Look at the bright clothes of the two women in the foreground, travelling to or from a theatre or the nearby exhibition centre:

The Lake Earls Court by night COL

There is that Japanese love of water too. The wet pavement reflects everything as if the whole city was built on a lake.

Sloane Square wet day COL

“A wet day in Sloane Square”

He did venture out in daylight too but as he says December is my favourite month in London.

Cale Street Chelsea in snow January 1907

Cale Street, quite close to his lodging house, perhaps looking out of the window.

There were some summer and autumn days, never entirely without the hint of mist.

Reading in Kensington Gardens - JB

A woman sits reading in Kensington Gardens. A little further south there were crowds in Brompton Road outside the  museums Markino admired.

Outside South Kensington Museum - JAIL

But it was the gloom he loved best, the glimpses of people entering or leaving  brightly lit interiors setting out on a night time journey.

The Oratory Brompton Road COL

Here at Brompton Oratory, or below at the Carlton Hotel.

The porch of the Carlton Hotel at night COL

Markino wrote several books about his life in London. He experienced hardship and illness before he could make a comfortable living as a freelance artist and writer but never lost his commitment to his adopted home. At one point he worked for a stonemason in Norwood designing angels  for memorials in the nearby cemetery. The stonemason regretfully let him go because his angels were too feminine – “more like ballet girls than angels”.

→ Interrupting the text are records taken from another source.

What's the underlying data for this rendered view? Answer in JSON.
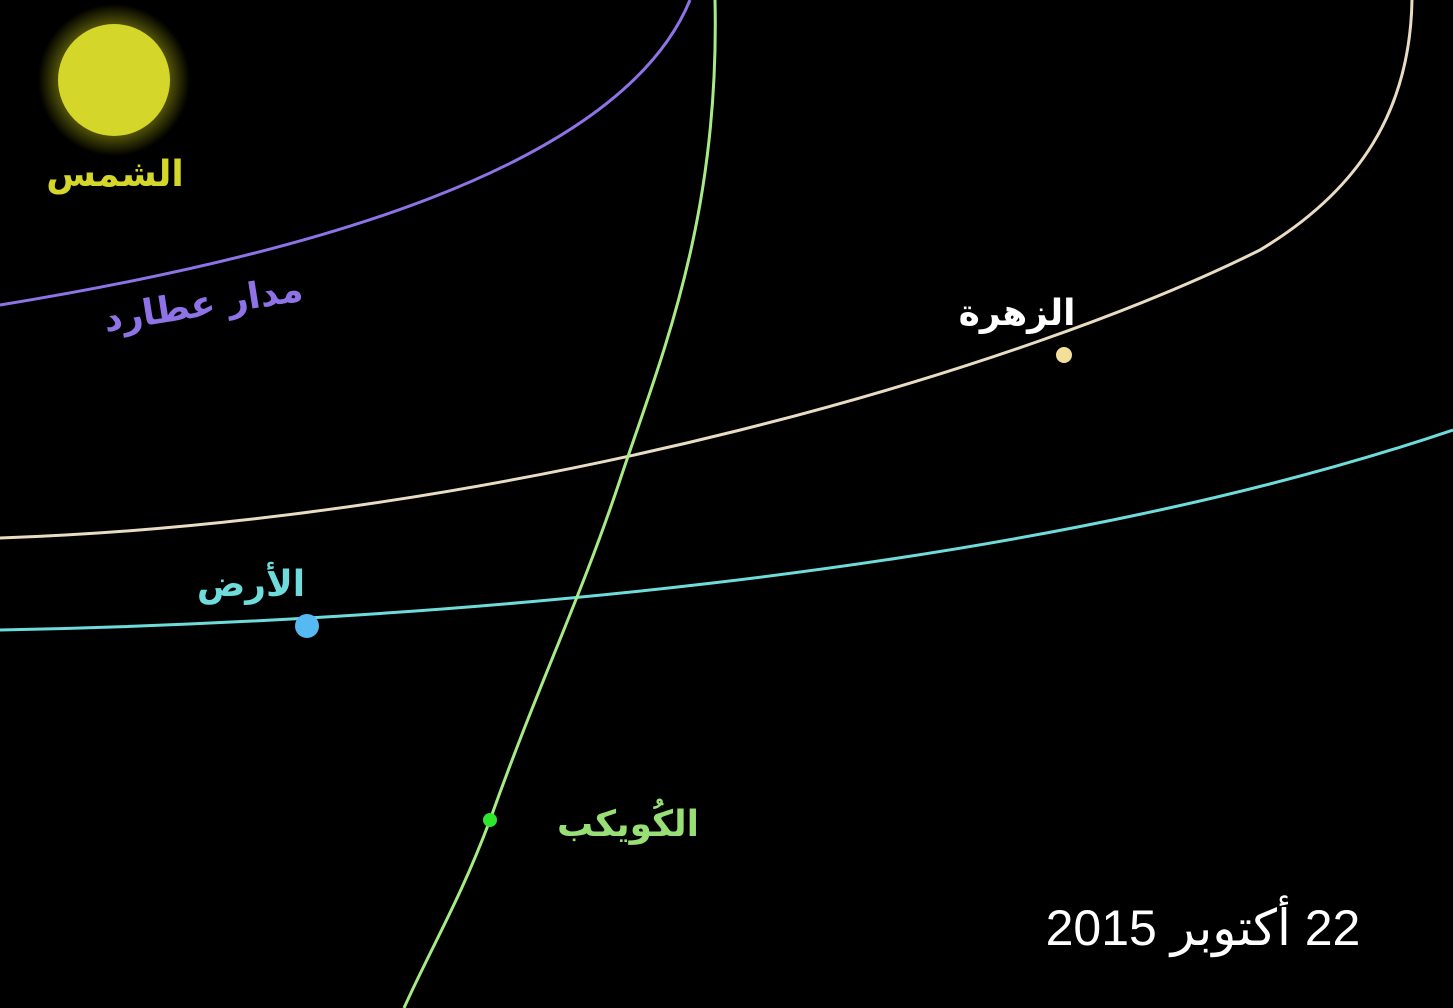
{
  "labels": {
    "sun": "الشمس",
    "mercury_orbit": "مدار عطارد",
    "venus": "الزهرة",
    "earth": "الأرض",
    "asteroid": "الكُويكب"
  },
  "date": "22 أكتوبر 2015",
  "colors": {
    "background": "#000000",
    "sun": "#d4d62a",
    "sun_glow": "#b3b514",
    "mercury_orbit": "#8f73e6",
    "venus_orbit": "#e9dcc3",
    "venus_dot": "#f1df9a",
    "earth_orbit": "#6fdcdc",
    "earth_dot": "#56b9f2",
    "asteroid_path": "#a8eb86",
    "asteroid_dot": "#2fe52f",
    "asteroid_label": "#98e076",
    "date_text": "#ffffff"
  }
}
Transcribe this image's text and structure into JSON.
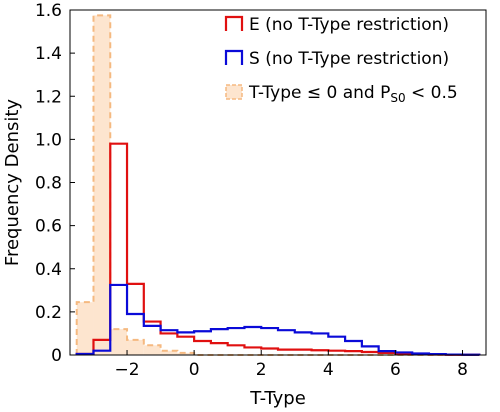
{
  "chart_data": {
    "type": "histogram",
    "xlabel": "T-Type",
    "ylabel": "Frequency Density",
    "xlim": [
      -3.7,
      8.7
    ],
    "ylim": [
      0,
      1.6
    ],
    "xticks": [
      -2,
      0,
      2,
      4,
      6,
      8
    ],
    "xtick_labels": [
      "−2",
      "0",
      "2",
      "4",
      "6",
      "8"
    ],
    "yticks": [
      0,
      0.2,
      0.4,
      0.6,
      0.8,
      1.0,
      1.2,
      1.4,
      1.6
    ],
    "ytick_labels": [
      "0",
      "0.2",
      "0.4",
      "0.6",
      "0.8",
      "1.0",
      "1.2",
      "1.4",
      "1.6"
    ],
    "bin_edges": [
      -3.5,
      -3.0,
      -2.5,
      -2.0,
      -1.5,
      -1.0,
      -0.5,
      0.0,
      0.5,
      1.0,
      1.5,
      2.0,
      2.5,
      3.0,
      3.5,
      4.0,
      4.5,
      5.0,
      5.5,
      6.0,
      6.5,
      7.0,
      7.5,
      8.0,
      8.5
    ],
    "legend_position": "upper right",
    "series": [
      {
        "name": "E (no T-Type restriction)",
        "style": "step",
        "color": "#e01010",
        "values": [
          0.005,
          0.07,
          0.98,
          0.33,
          0.155,
          0.1,
          0.085,
          0.065,
          0.055,
          0.045,
          0.035,
          0.03,
          0.025,
          0.025,
          0.022,
          0.02,
          0.018,
          0.014,
          0.01,
          0.005,
          0.003,
          0.002,
          0.001,
          0.001
        ]
      },
      {
        "name": "S (no T-Type restriction)",
        "style": "step",
        "color": "#0a0ad8",
        "values": [
          0.005,
          0.02,
          0.325,
          0.19,
          0.135,
          0.115,
          0.105,
          0.11,
          0.12,
          0.125,
          0.13,
          0.125,
          0.115,
          0.105,
          0.1,
          0.085,
          0.065,
          0.04,
          0.018,
          0.012,
          0.007,
          0.004,
          0.002,
          0.001
        ]
      },
      {
        "name_prefix": "T-Type ≤ 0 and P",
        "name_subscript": "S0",
        "name_suffix": " < 0.5",
        "style": "filled-dashed",
        "color": "#f5b980",
        "fill_color": "#fde5cf",
        "values": [
          0.245,
          1.575,
          0.12,
          0.07,
          0.045,
          0.02,
          0.01,
          0,
          0,
          0,
          0,
          0,
          0,
          0,
          0,
          0,
          0,
          0,
          0,
          0,
          0,
          0,
          0,
          0
        ]
      }
    ]
  }
}
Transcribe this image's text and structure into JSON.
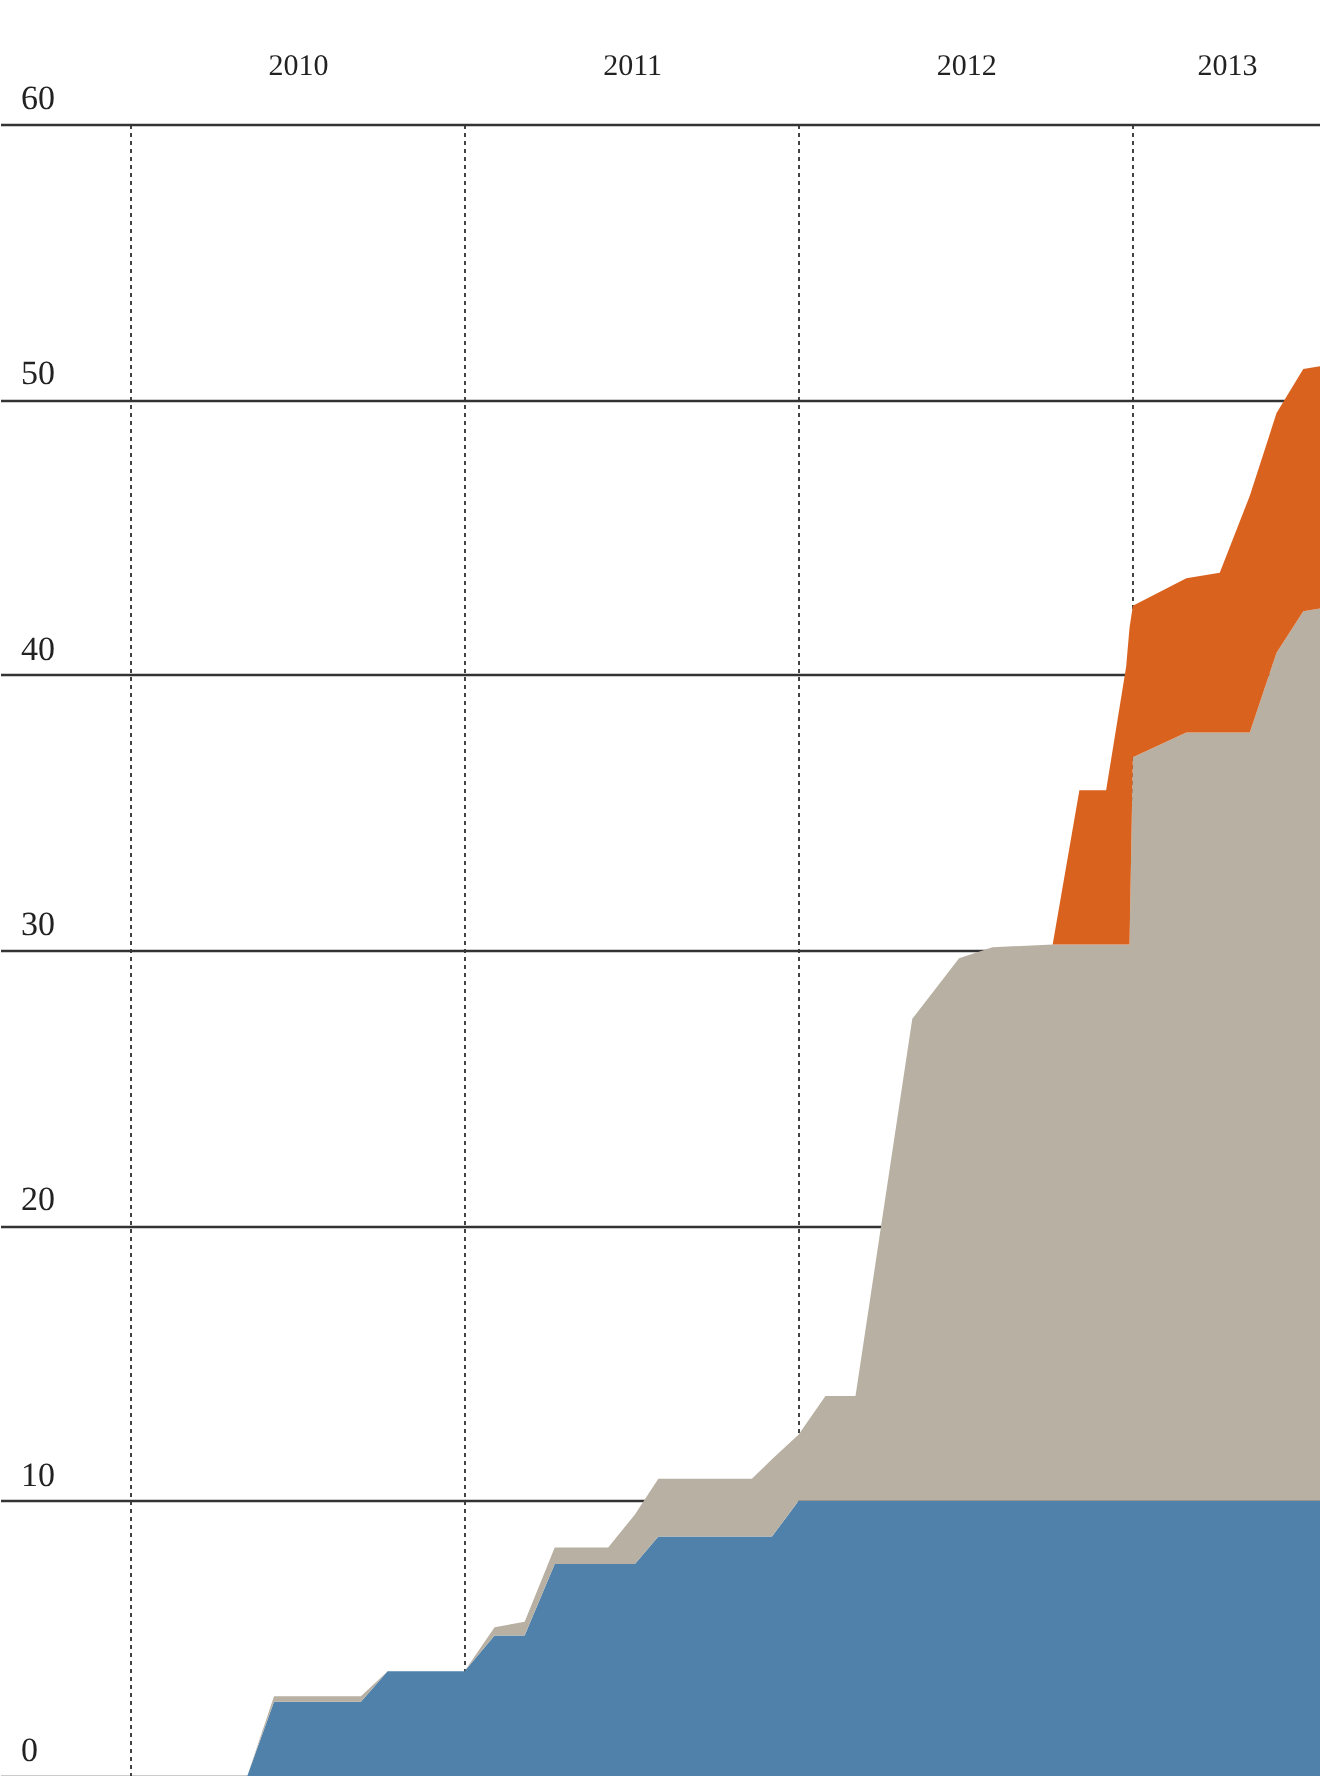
{
  "chart_data": {
    "type": "area",
    "stacked": true,
    "grid": true,
    "x": [
      2010.35,
      2010.43,
      2010.69,
      2010.77,
      2011.0,
      2011.09,
      2011.18,
      2011.27,
      2011.43,
      2011.51,
      2011.58,
      2011.86,
      2011.92,
      2012.0,
      2012.08,
      2012.17,
      2012.34,
      2012.48,
      2012.58,
      2012.76,
      2012.84,
      2012.92,
      2012.98,
      2012.99,
      2013.0,
      2013.16,
      2013.26,
      2013.35,
      2013.43,
      2013.51,
      2013.56
    ],
    "series": [
      {
        "color": "#4f81ab",
        "values": [
          0,
          2.7,
          2.7,
          3.8,
          3.8,
          5.1,
          5.1,
          7.7,
          7.7,
          7.7,
          8.7,
          8.7,
          8.7,
          10,
          10,
          10,
          10,
          10,
          10,
          10,
          10,
          10,
          10,
          10,
          10,
          10,
          10,
          10,
          10,
          10,
          10
        ]
      },
      {
        "color": "#b8b1a3",
        "values": [
          0,
          0.2,
          0.2,
          0,
          0,
          0.3,
          0.5,
          0.6,
          0.6,
          1.8,
          2.1,
          2.1,
          2.8,
          2.4,
          3.8,
          3.8,
          17.5,
          19.7,
          20.1,
          20.2,
          20.2,
          20.2,
          20.2,
          20.2,
          27,
          27.9,
          27.9,
          27.9,
          30.8,
          32.3,
          32.4
        ]
      },
      {
        "color": "#d9621f",
        "values": [
          0,
          0,
          0,
          0,
          0,
          0,
          0,
          0,
          0,
          0,
          0,
          0,
          0,
          0,
          0,
          0,
          0,
          0,
          0,
          0,
          5.6,
          5.6,
          10.1,
          11.5,
          5.5,
          5.6,
          5.8,
          8.6,
          8.7,
          8.8,
          8.8
        ]
      }
    ],
    "xlim": [
      2009.61,
      2013.56
    ],
    "xticks": [
      {
        "value": 2010,
        "label": null
      },
      {
        "value": 2010.5,
        "label": "2010"
      },
      {
        "value": 2011,
        "label": null
      },
      {
        "value": 2011.5,
        "label": "2011"
      },
      {
        "value": 2012,
        "label": null
      },
      {
        "value": 2012.5,
        "label": "2012"
      },
      {
        "value": 2013,
        "label": null
      },
      {
        "value": 2013.28,
        "label": "2013"
      }
    ],
    "ylim": [
      0,
      60
    ],
    "yticks": [
      0,
      10,
      20,
      30,
      40,
      50,
      60
    ]
  }
}
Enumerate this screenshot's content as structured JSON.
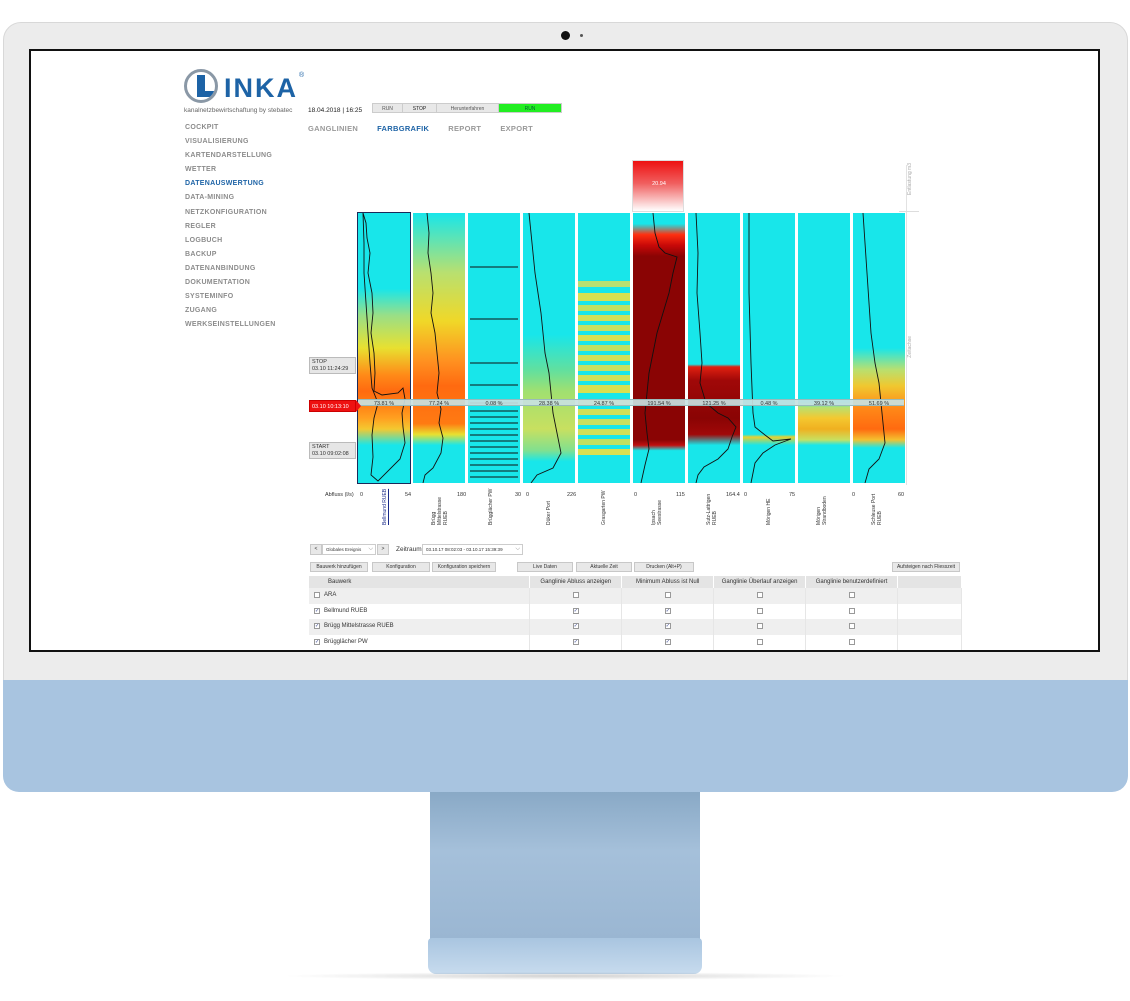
{
  "brand": {
    "name": "INKA",
    "reg": "®",
    "subtitle": "kanalnetzbewirtschaftung by stebatec"
  },
  "timestamp": "18.04.2018 | 16:25",
  "status_buttons": [
    "RUN",
    "STOP",
    "Herunterfahren",
    "RUN"
  ],
  "sidebar": {
    "items": [
      {
        "label": "COCKPIT"
      },
      {
        "label": "VISUALISIERUNG"
      },
      {
        "label": "KARTENDARSTELLUNG"
      },
      {
        "label": "WETTER"
      },
      {
        "label": "DATENAUSWERTUNG",
        "active": true
      },
      {
        "label": "DATA-MINING"
      },
      {
        "label": "NETZKONFIGURATION"
      },
      {
        "label": "REGLER"
      },
      {
        "label": "LOGBUCH"
      },
      {
        "label": "BACKUP"
      },
      {
        "label": "DATENANBINDUNG"
      },
      {
        "label": "DOKUMENTATION"
      },
      {
        "label": "SYSTEMINFO"
      },
      {
        "label": "ZUGANG"
      },
      {
        "label": "WERKSEINSTELLUNGEN"
      }
    ]
  },
  "tabs": [
    {
      "label": "GANGLINIEN"
    },
    {
      "label": "FARBGRAFIK",
      "active": true
    },
    {
      "label": "REPORT"
    },
    {
      "label": "EXPORT"
    }
  ],
  "chart": {
    "side_axis_top": "Entlastung m3",
    "side_axis_mid": "Zeitachse",
    "overflow_value": "20.94",
    "markers": {
      "stop_label": "STOP",
      "stop_time": "03.10 11:24:29",
      "current": "03.10 10:13:10",
      "start_label": "START",
      "start_time": "03.10 09:02:08"
    },
    "axis_title": "Abfluss (l/s)",
    "columns": [
      {
        "name": "Bellmund RUEB",
        "pct": "73.81 %",
        "min": "0",
        "max": "54",
        "selected": true
      },
      {
        "name": "Brügg Mittelstrasse RUEB",
        "pct": "77.24 %",
        "min": "",
        "max": "180"
      },
      {
        "name": "Brügglächer PW",
        "pct": "0.08 %",
        "min": "",
        "max": "30"
      },
      {
        "name": "Düker Port",
        "pct": "28.38 %",
        "min": "0",
        "max": "226"
      },
      {
        "name": "Grasgarten PW",
        "pct": "24.87 %",
        "min": "",
        "max": ""
      },
      {
        "name": "Ipsach Seestrasse",
        "pct": "191.54 %",
        "min": "0",
        "max": "115"
      },
      {
        "name": "Sutz-Lattrigen RUEB",
        "pct": "121.25 %",
        "min": "",
        "max": "164.4"
      },
      {
        "name": "Mörigen HE",
        "pct": "0.48 %",
        "min": "0",
        "max": "75"
      },
      {
        "name": "Mörigen Strandboden",
        "pct": "39.12 %",
        "min": "",
        "max": ""
      },
      {
        "name": "Schleuse Port RUEB",
        "pct": "51.69 %",
        "min": "0",
        "max": "60"
      }
    ]
  },
  "controls": {
    "prev": "<",
    "ereignis": "Globales Ereignis",
    "next": ">",
    "zeitraum_label": "Zeitraum",
    "zeitraum_value": "03.10.17 08:02:03 - 03.10.17 15:39:39",
    "buttons": [
      "Bauwerk hinzufügen",
      "Konfiguration",
      "Konfiguration speichern",
      "Live Daten",
      "Aktuelle Zeit",
      "Drucken (Alt+P)",
      "Aufsteigen nach Fliesszeit"
    ]
  },
  "table": {
    "headers": [
      "Bauwerk",
      "Ganglinie Abluss anzeigen",
      "Minimum Abluss ist Null",
      "Ganglinie Überlauf anzeigen",
      "Ganglinie benutzerdefiniert"
    ],
    "rows": [
      {
        "name": "ARA",
        "checked": false,
        "c1": false,
        "c2": false,
        "c3": false,
        "c4": false
      },
      {
        "name": "Bellmund RUEB",
        "checked": true,
        "c1": true,
        "c2": true,
        "c3": false,
        "c4": false
      },
      {
        "name": "Brügg Mittelstrasse RUEB",
        "checked": true,
        "c1": true,
        "c2": true,
        "c3": false,
        "c4": false
      },
      {
        "name": "Brügglächer PW",
        "checked": true,
        "c1": true,
        "c2": true,
        "c3": false,
        "c4": false
      }
    ]
  }
}
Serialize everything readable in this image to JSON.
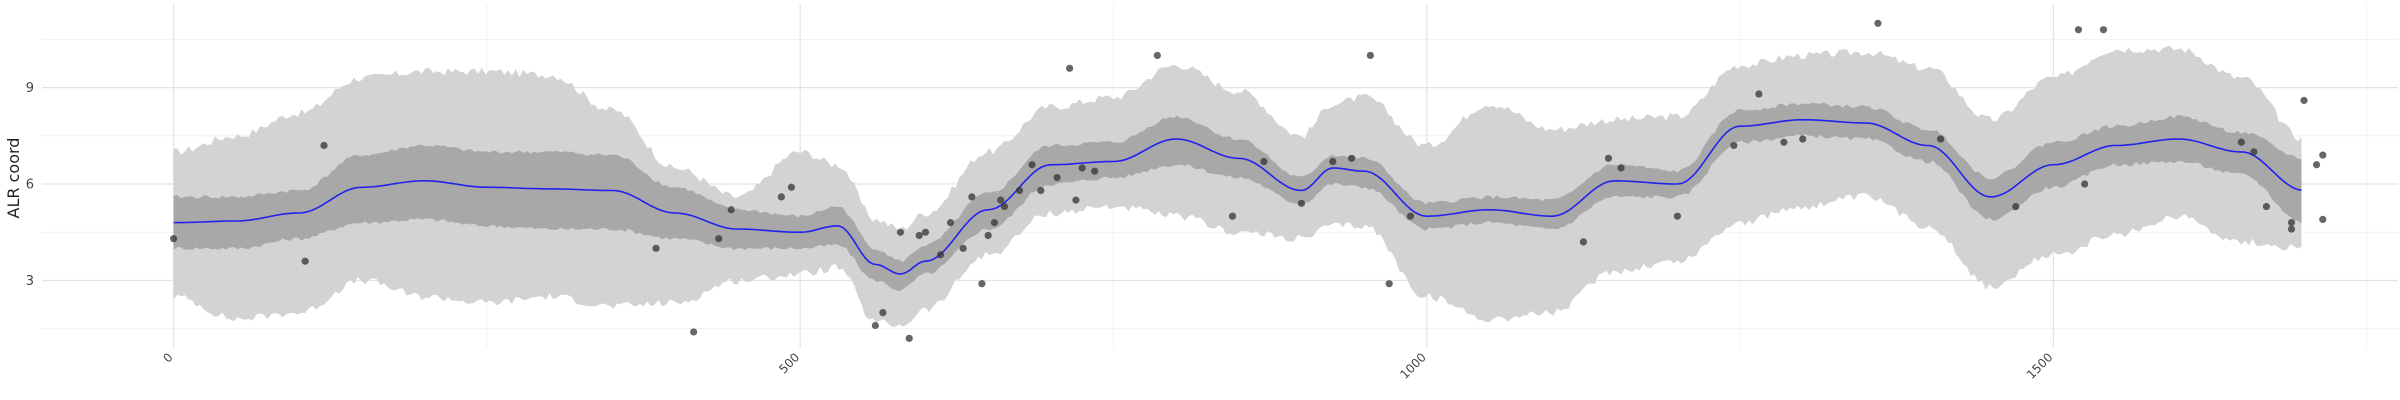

Perhaps the feeling of being a stranger gives his pictures that air of lonely detachment. I was pleased to find this one in My Recollections and Reflections (1913).

Copy of Thistle Grove RAR

Thistle Grove with its Narnian lamposts which bring back memories of William Cowen the water colour artist who painted that area nearly seventy years before.  It’s difficult to be sure whether this view is looking north or south. Because of the wall I’m leaning towards the Fulham Road end. Not so far from this scene:

Fulham Road - JAIL

The tall grimy buildings, the distant tower of St Stephen’s hospital, the shadows, the damp, the mist and amid the gloom the lights of shops and the brightness of the people living in the dark city.

Postscript

I had only been vaguely aware of Markino when I was looking for something to follow up last week’s post on Menpes. And this, if you don’t mind me saying, is the value of  special collections in libraries, in our case of biographies and books about London. I found  a great many pictures by Markino in his memoirs and his collaborations with other writers. The  quotations come from the introductory essay in The Colour of London.

Like Mortimer Menpes we may come back to Yushio Markino.

A Japanese artist in London (1912)

My recollections and reflections (1913)

The colour of London (with W J Loftie) (1907)

Yoshio Markino: a Japanese artist in Edwardian London (1995). By Sammy I. Tsunematsu.